- Genres: Indie rock, rock and roll
- Occupations: Audio engineer, record producer
- Instruments: Vocals, bass guitar, guitar
- Years active: 1995–present
- Label: Ghetto Recorders

= Jim Diamond (music producer) =

Jim Diamond is an American music producer, studio engineer, and bass guitar player based in Detroit, Michigan. He worked on the first two White Stripes albums and played bass with The Dirtbombs.

== Background ==
Jim Diamond started playing saxophone and classical guitar at 10 years old. By 13 years old he was playing bass guitar in a rock band called Inferno. Later in high school, he also played guitar and sang in a band called The Neo Plastics. In 1983, Diamond graduated from Trenton High School, in Trenton, Michigan. In 1988, he went on to get a Telecommunications degree (with a minor in music) from Michigan State University. During his college years he sang and played guitar in the "speed gold" band, "The Wayouts".

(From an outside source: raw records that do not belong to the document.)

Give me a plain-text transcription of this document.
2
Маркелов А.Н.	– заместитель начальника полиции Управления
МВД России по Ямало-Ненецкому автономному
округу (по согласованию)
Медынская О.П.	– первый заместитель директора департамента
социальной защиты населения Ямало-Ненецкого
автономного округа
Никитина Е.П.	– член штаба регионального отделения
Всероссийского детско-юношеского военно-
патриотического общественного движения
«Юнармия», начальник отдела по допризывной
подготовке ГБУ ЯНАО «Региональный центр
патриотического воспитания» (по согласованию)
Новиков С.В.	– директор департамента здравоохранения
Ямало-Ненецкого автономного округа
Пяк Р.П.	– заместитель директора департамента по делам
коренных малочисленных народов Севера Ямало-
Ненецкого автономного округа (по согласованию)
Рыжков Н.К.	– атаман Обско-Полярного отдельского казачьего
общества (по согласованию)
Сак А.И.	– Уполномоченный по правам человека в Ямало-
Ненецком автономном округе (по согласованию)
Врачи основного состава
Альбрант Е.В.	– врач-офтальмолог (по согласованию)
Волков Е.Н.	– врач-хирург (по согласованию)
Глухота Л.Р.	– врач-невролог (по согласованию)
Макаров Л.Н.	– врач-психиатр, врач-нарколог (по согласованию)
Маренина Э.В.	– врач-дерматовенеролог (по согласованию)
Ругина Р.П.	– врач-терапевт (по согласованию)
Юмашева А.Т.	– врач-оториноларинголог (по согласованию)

In 1995, after college, Diamond started working at Harvest Music and Sound Design in Lansing, MI. At Harvest Music, Diamond worked on "car commercials and Christian metal," he later remembered.
He then moved to Austin, Texas, and started playing guitar and bass with such bands as the Beatosonics, Herman the German and Das Cowboy.

Diamond returned to Detroit and started Ghetto Recorders in the fall of 1996. Diamond was also a longtime member of the popular Detroit band The Dirtbombs. Diamond wrote and performed the vocals on the tune "I'm Through With White Girls." The song appears on the Dirtbombs studio album Dangerous Magical Noise and the compilation CD Sympathetic Sounds of Detroit, which was recorded by Jack White. Diamond had to close Ghetto Recorders in the spring of 2015 as the building was being re purposed into a high end apartment in Detroit's downtown.

Diamond currently splits his time between Detroit and Europe, and is still quite active as a music producer, engineer and musician.

==Ghetto Recorders==
Jim Diamond ran Ghetto Recorders, an analog recording studio in a loft and apartment space in downtown Detroit, taking over the recording site and equipment from John Linardos, who went on to help start up the first microbrewery in Detroit. The studio contains equipment that is at least 20 years old. He uses a 2" 24-track tape machine among other mixing boards and various equipment.

Ghetto Recorders studio was originally a chicken processing factory in the 1920s and 30s. The control room (where the recording equipment is) used to be the freezer where the factory stored the chickens.
Ghetto Recorders first release was by the spazzy, garage-punk duo Bantam Rooster, fronted by Diamond's long-time friend, Thomas J. Potter.

=== Collaborations ===
On the Motorcity Brewing Works' live compilation "GhettoBlaster," Diamond appeared as the front man for "Jim Diamond's Pop Monsoon." As proprietor and chief engineer at Ghetto Recorders, Diamond has worked with, and in some cases helped launch the careers of, several indie rock performers, including The High Strung, The Dirtbombs, The Fleshtones, Electric Six, The Pack A.D., Left Lane Cruiser, The Laundronauts, The Legendary Tigerman, Bantam Rooster, Rockfour, The Gore Gore Girls, The Mooney Suzuki, The Compulsive Gamblers, The Dirtys, Lost Kids, The Ponys, The Silencers, The Go, The Hentchmen, Screamray, Thee Emergency, Outrageous Cherry, Paik, The Clone Defects, The Charms, They Come In Threes, The Sights, The Volebeats, The White Stripes, The Sonics, The Devils, Archie and the Bunkers, The Grinding Eyes, Hymn For Her, Rodriguez, The Exploding Eyes, The Cambodian Space Project, OhGunQuit, Keith Richards overdose (French Band) and more.

Diamond also composed and performed songs for the 2005 horror/comedy movie Santa's Slay which is distributed by Lionsgate.

In 2016, Diamond recorded with the newly formed Lansing trio, Luxury Flux. The album will be available April 21, 2017.